Jarhyn
Wizard
- Joined
- Mar 29, 2010
- Messages
- 15,623
- Gender
- Androgyne; they/them
- Basic Beliefs
- Natural Philosophy, Game Theoretic Ethicist
Rather, my point is that doubt is in fact the strength and core of my philosophy: that all things except the necessity of doubt must be doubted whenever the opportunity presents itself without significant immediate peril, and that there is a model for how and when and where to apply doubt to knowledge.You have a degree of humility and self-awareness that I find refreshing in these quarters. Your awareness of the over-riding spiritual message of the New Testament counts in your favour. The endless sterile speculation about the man, Christ, however, is an indication of weakness in your ethics and philosophy. Not that I blame you. This has been the favourite pseudo-intellectual sport of the scholastic pundits for millennia. It is now democratized: every yokel with a modem has a theory of Christian origins. The problem with it all is that it blinds those with a real capacity to see the great truth in all this, that it is a man who embodies the great truth of love, and that it is through his example that the whole of mankind is destined to embody this truth.@No Robots , I would hope at this point you appreciate that I'm not some bizzaro Nazi trying to poo-poo your beliefs, but trying to show you that there's a stronger spine in them that cannot be broken by the Mythicist or Amalgamist narratives but rather is made stronger through Amalgamism, this immortal idea of rebirth through empathy and love and forgiveness, and that literal resurrection would insult rather than bolster this necessary truth, and tainting the purity of the experiment were it to happen.

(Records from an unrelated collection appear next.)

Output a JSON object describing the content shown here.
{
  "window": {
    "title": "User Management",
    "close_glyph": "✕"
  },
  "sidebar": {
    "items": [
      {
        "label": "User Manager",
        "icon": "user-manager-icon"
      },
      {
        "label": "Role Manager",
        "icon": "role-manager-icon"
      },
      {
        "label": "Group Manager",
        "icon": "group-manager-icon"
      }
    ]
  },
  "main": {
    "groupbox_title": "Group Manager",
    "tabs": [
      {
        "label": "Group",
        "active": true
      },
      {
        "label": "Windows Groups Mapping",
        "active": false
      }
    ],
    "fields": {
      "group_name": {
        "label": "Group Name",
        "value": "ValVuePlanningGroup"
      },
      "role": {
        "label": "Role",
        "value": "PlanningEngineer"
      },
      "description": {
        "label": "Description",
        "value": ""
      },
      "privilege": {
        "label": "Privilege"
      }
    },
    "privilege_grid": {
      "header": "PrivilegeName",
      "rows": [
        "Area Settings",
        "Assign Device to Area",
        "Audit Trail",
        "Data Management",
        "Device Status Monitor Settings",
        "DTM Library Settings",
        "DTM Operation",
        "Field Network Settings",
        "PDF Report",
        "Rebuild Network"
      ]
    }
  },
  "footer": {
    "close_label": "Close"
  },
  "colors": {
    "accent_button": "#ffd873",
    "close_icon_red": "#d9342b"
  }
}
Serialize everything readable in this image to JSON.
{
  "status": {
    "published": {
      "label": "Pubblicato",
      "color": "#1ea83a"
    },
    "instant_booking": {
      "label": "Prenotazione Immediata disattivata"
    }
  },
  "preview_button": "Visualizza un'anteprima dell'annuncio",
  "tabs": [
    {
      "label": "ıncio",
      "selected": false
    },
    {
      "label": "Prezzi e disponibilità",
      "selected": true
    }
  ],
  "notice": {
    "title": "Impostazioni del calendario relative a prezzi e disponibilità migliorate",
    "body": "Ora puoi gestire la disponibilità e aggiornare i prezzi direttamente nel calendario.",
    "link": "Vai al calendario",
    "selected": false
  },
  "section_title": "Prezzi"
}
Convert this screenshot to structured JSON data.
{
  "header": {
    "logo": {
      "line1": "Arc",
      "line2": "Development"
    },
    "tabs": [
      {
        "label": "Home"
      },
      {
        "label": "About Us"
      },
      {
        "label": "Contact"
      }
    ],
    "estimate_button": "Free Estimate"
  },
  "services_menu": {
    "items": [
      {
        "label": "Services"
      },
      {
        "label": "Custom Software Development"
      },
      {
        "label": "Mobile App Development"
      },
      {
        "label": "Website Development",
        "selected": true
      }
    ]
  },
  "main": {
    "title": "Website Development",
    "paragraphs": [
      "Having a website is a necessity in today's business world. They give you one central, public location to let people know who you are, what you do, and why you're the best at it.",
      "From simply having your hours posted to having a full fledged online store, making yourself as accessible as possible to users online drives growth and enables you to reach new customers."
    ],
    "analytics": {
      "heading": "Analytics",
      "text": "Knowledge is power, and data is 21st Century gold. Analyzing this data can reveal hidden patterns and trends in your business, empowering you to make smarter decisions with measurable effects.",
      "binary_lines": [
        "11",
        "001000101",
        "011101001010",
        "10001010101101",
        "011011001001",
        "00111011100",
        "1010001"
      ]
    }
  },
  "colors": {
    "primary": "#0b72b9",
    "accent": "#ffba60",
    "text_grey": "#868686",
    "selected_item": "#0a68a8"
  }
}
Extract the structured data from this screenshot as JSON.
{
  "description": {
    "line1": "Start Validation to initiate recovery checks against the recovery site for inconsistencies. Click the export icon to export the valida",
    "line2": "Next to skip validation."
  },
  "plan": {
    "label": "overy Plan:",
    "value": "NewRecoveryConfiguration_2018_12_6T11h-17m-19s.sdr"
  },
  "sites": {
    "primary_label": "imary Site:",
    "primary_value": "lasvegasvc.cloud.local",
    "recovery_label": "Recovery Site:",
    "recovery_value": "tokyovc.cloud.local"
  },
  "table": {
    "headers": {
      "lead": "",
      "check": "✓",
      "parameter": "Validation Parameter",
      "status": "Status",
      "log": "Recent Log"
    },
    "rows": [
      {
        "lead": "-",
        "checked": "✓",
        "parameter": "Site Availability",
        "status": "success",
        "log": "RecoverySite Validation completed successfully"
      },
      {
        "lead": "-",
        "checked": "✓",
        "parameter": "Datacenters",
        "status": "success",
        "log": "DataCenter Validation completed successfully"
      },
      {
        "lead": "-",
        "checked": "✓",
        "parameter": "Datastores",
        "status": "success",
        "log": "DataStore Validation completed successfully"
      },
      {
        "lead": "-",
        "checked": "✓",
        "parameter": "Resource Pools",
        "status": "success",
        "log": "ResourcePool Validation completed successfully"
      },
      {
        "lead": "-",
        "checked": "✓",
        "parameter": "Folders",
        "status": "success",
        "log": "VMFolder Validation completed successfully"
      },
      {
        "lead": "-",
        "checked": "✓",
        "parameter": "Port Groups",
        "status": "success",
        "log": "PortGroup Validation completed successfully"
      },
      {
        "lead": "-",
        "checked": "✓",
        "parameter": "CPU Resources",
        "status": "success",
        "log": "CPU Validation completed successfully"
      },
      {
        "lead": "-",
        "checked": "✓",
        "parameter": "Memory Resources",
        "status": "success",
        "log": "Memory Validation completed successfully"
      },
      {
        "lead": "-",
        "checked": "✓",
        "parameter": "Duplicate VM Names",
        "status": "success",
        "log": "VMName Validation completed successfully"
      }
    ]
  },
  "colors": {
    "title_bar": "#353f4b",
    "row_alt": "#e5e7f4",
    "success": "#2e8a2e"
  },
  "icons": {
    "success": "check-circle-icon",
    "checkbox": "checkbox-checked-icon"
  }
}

I'm just kind of pissed how badly it was fumbled as a concept by... Pretty much everyone?
I would say that this requires forgiveness of each other but not of self. We must remember who we have been and allow that goad to make us better, and to not be people who are awful, to not give in to our demons through understanding this idea, not a name, but radical love of self and others.
Here's another story, perhaps different from the ones presented in the gospels, and almost certainly a fiction but I will leave it to you to decide it's truth:
Once upon a time in Palestine a man named Jesus talked to someone who has killed several sheep and needed to find a way and a reason to not graduate to people. Jesus taught him the idea of radical love of self and others and he saw in this a reason to love and attempt empathy, so as to avoid living forever in infamy among the stories of his fellows.
The young budding sociopath sees truth in these words and Jesus convinced them that looked upon him with suspicion of having murdered a flock of sheep one night that upon hearing "the holy name", the gospel of radical love, the demons have been drowned in the flock of sheep the sociopath had already killed.
Whether or not he committed murders, Jesus saved his life, and gave him what may be his path towards stepping away from who he was.
It is entirely appropriate to doubt that for which there is little evidence, such as the immediate life and historical existence of one person as the basis for so many stories, when the evidence points to an amalgamation when viewed from the far side of initiation.